These two currency pairs just bounced off resistance levels and might be setting their sights lower.
Can you still catch some bearish momentum?
Is that a double top breakdown I’m seeing around the range resistance?It looks like EUR/NZD sellers are just getting started and might have plenty of room to take the pair south.
The SMAs are in agreement since a bearish moving average crossover just took place, confirming that selling pressure is picking up. If so, price could head all the way down to the range support around the 1.6550 minor psychological mark.
I’d still be careful when shorting this one, though! Stochastic might be moving south, but the oscillator is closing in on the oversold region to reflect exhaustion among sellers.
Turning back up would suggest that buyers are putting up a fight, possibly allowing the area of interest at the middle of the range to hold as a floor.
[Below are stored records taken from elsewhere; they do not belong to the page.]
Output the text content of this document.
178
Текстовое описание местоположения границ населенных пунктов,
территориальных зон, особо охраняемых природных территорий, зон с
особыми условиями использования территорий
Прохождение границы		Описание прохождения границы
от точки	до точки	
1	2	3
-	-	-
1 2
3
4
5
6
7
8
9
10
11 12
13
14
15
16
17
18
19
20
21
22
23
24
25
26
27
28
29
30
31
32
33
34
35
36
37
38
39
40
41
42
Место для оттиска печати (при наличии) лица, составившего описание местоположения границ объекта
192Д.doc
After all, this lines up with the dynamic support at the moving averages, too!
This comdoll cross also just bounced off a strong resistance level and might be gearing up for a test of support.
As you can see from the 4-hour chart above, GBP/AUD created an ascending triangle pattern. Will the formation still hold?Technical indicators appear to be hinting at the presence of bullish vibes. The 100 SMA just crossed above the 200 SMA while Stochastic is approaching oversold levels to indicate that sellers could use a break.
In that case, you might be better off waiting for a bounce off the triangle support and catching a move back to the resistance at 1.8940.
If you’re gutsy enough to catch the latest selloff, just make sure you set your stops right and practice proper risk management!